The neutrophil superoxide (O2-)-producing capacity in 57 patients with chronic myeloproliferative disorders (MPDs) and eight patients with chronic myelomonocytic leukemia (CMML) was investigated. O2- release in neutrophils stimulated by chemotactic peptide was markedly increased in all types of chronic MPD, including chronic myelogenous leukemia in both chronic phase and blastic crisis, polycythemia vera, and essential thrombocythemia, but was normal in CMML, which is thought to be a myelodysplastic disorder rather than MPD. Increase in O2(-)-producing capacity in MPD was also observed when other receptor-mediated agonists such as interleukin-8 and concanavalin A were used, but not when phorbol ester, a direct activator of protein kinase C, was used as the triggering agonist of O2- release. Priming effects of granulocyte colony-stimulating factor (G-CSF), granulocyte-macrophage CSF (GM-CSF), and tumor necrosis factor (TNF) on chemotactic peptide-induced O2- release was observed in all patients with MPD and CMML, though fold enhancement of priming effects was much less in MPD compared with normal subjects. In addition, the priming effects of TNF were less than those of GM-CSF in 10 cases, whereas the priming effects of TNF were consistently and markedly greater than those of GM-CSF in normal subjects. Tyrosine phosphorylation of 42-kDa protein stimulated by G-CSF, GM-CSF, and TNF was observed in CML neutrophils to be identical to that in normal neutrophils. Present results indicate specific potentiation of the receptor-mediated route of signaling that is linked to the respiratory burst and downregulated responsiveness to cytokines in neutrophils in patients with all types of chronic MPD, suggesting in vivo priming of patient neutrophils via certain mechanism by cytokines or related stimuli in these hematological disorders.
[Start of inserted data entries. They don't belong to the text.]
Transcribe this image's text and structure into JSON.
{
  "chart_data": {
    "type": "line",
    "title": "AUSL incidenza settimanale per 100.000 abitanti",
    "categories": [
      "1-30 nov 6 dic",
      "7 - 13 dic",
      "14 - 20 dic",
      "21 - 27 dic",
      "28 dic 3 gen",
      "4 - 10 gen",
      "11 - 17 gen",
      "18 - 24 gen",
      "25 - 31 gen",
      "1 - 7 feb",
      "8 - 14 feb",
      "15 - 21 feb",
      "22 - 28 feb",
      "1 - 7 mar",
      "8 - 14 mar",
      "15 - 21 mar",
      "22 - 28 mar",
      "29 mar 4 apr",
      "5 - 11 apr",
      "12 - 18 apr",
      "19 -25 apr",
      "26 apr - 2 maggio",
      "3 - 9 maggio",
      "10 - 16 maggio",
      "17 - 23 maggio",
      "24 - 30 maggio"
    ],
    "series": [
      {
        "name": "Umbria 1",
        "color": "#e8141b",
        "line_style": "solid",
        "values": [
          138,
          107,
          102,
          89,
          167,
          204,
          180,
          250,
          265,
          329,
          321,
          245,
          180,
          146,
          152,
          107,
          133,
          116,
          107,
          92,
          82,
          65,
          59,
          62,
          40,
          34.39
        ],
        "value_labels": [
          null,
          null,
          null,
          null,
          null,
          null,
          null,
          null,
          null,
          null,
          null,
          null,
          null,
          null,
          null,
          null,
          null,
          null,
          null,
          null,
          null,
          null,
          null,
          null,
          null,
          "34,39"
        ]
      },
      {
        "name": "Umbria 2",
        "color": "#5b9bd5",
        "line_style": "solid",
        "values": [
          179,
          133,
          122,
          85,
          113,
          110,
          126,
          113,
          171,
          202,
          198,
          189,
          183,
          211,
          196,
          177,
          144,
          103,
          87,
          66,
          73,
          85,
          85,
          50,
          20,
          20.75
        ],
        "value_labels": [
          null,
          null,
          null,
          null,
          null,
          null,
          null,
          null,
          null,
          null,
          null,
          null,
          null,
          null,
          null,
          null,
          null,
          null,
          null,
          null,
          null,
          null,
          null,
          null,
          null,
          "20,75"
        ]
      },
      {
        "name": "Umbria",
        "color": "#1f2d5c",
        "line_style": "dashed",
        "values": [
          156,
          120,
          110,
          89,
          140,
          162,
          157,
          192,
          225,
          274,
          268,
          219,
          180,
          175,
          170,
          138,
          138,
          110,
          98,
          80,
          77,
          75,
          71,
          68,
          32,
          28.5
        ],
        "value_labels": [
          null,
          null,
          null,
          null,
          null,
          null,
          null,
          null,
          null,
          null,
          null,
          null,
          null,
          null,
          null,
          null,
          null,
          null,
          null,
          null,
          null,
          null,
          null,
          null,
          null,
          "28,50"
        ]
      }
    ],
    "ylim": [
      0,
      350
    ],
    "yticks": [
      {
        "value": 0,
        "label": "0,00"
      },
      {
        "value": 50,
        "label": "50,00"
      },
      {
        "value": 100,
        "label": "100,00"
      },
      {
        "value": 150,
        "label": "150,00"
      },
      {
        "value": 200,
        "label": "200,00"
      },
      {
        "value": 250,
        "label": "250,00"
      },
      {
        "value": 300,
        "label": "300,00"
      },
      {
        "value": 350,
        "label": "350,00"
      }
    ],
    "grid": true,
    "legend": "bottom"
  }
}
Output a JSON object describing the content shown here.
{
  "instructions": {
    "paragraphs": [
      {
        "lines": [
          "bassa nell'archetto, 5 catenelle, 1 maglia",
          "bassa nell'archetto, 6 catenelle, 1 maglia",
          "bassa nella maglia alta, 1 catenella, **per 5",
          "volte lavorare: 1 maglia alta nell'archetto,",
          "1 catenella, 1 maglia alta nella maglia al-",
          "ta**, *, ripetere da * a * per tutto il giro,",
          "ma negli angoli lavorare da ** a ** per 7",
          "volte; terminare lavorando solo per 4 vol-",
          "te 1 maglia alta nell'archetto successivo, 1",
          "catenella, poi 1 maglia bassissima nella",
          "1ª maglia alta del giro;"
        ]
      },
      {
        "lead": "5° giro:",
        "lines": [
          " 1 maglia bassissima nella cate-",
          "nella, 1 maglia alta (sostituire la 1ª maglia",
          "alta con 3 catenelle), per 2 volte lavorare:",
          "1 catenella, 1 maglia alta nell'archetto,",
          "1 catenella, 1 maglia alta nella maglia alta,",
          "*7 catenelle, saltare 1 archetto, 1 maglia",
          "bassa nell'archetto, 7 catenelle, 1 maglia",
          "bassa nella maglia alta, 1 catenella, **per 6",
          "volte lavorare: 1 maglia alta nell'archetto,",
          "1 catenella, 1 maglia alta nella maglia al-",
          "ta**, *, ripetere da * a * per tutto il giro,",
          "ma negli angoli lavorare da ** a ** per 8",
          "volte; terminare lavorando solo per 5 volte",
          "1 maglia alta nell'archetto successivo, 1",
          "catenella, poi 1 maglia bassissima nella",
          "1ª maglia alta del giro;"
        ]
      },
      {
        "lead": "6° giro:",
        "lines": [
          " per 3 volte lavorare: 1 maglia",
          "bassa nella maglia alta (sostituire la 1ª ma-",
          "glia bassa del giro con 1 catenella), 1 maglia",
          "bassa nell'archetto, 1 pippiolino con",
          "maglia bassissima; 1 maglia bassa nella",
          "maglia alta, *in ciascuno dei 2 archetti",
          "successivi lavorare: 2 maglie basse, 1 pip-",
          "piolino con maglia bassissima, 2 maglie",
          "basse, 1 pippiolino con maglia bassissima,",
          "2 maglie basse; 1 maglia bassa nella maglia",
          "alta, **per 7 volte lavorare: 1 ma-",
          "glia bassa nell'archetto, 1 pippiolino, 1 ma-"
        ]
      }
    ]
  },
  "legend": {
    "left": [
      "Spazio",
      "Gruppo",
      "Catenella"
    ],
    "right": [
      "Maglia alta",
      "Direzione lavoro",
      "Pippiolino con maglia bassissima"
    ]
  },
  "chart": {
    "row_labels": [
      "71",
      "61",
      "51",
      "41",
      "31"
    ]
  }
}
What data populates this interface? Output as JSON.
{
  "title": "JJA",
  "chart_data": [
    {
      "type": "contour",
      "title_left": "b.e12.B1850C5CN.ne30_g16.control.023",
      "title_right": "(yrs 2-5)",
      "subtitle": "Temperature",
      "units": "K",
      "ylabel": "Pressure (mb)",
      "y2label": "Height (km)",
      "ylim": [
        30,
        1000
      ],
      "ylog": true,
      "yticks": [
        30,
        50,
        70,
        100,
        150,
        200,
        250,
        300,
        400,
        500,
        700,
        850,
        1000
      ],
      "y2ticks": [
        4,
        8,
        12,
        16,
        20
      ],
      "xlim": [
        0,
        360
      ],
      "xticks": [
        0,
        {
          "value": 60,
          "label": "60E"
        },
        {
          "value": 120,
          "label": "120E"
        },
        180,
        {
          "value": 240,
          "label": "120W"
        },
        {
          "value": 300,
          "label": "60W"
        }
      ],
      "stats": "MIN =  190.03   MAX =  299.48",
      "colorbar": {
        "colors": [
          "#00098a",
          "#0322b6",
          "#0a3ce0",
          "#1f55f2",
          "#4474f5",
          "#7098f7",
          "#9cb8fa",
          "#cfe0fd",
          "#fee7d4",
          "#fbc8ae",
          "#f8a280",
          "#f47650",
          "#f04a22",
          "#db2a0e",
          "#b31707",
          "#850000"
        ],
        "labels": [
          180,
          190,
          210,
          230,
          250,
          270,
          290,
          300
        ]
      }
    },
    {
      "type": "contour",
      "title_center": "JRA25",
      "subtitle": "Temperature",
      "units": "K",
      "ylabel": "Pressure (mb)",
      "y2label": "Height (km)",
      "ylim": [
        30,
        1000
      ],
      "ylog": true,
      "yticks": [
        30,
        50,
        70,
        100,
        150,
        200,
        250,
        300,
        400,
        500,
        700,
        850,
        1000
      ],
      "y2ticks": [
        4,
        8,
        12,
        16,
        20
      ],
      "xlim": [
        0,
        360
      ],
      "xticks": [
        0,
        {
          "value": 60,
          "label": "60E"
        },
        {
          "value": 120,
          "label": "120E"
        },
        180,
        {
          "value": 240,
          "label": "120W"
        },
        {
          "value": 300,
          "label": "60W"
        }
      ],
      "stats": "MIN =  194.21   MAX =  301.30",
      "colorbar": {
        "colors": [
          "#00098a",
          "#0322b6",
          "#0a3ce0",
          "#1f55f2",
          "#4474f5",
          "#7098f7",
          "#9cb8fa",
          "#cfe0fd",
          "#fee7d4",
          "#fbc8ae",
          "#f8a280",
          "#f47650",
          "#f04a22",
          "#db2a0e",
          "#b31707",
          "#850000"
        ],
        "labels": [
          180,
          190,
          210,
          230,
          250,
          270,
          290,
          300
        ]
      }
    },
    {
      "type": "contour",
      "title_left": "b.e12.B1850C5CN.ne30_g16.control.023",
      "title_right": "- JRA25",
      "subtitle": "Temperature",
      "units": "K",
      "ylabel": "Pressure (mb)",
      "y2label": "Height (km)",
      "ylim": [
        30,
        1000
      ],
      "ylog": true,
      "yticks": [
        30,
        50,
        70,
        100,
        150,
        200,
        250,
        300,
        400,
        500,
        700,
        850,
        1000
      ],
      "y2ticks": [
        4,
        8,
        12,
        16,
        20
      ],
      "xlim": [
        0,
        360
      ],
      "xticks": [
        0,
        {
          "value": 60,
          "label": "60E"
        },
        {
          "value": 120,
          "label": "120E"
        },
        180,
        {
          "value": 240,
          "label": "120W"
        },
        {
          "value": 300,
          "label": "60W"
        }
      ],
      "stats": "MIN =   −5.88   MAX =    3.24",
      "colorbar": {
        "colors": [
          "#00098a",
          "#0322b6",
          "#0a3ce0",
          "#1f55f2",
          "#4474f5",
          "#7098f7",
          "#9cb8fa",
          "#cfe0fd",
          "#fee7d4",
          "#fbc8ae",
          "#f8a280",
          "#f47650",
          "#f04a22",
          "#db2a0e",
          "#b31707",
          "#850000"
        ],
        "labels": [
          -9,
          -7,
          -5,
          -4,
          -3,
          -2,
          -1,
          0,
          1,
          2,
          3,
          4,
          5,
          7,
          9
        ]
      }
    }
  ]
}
对57例慢性骨髓增殖性疾病(MPD)患者和8例慢性粒单核细胞白血病(CMML)患者的中性粒细胞超氧化物(O2-)生成能力进行了研究。在所有类型的慢性MPD中,包括慢性期和急变期的慢性粒细胞白血病、真性红细胞增多症和原发性血小板增多症,趋化肽刺激的中性粒细胞中O2-释放均显著增加,但在CMML中正常,CMML被认为是一种骨髓增生异常综合征而非MPD。当使用白细胞介素-8和伴刀豆球蛋白A等其他受体介导的激动剂时,MPD中O2-生成能力也增加,但当使用佛波酯(蛋白激酶C的直接激活剂)作为O2-释放的触发激动剂时则未增加。在所有MPD和CMML患者中均观察到粒细胞集落刺激因子(G-CSF)、粒细胞巨噬细胞集落刺激因子(GM-CSF)和肿瘤坏死因子(TNF)对趋化肽诱导的O2-释放的预激作用,尽管与正常受试者相比,MPD中预激作用的增强倍数要小得多。此外,在10例患者中,TNF的预激作用小于GM-CSF,而在正常受试者中,TNF的预激作用始终且显著大于GM-CSF。在慢性粒细胞白血病中性粒细胞中观察到,G-CSF、GM-CSF和TNF刺激的分子量42-kDa蛋白的酪氨酸磷酸化与正常中性粒细胞中的相同。目前的结果表明,在所有类型的慢性MPD患者中,与呼吸爆发相关的受体介导信号途径存在特异性增强,而中性粒细胞对细胞因子的反应性下调,提示在这些血液系统疾病中,细胞因子或相关刺激通过某种机制在体内对患者中性粒细胞进行了预激。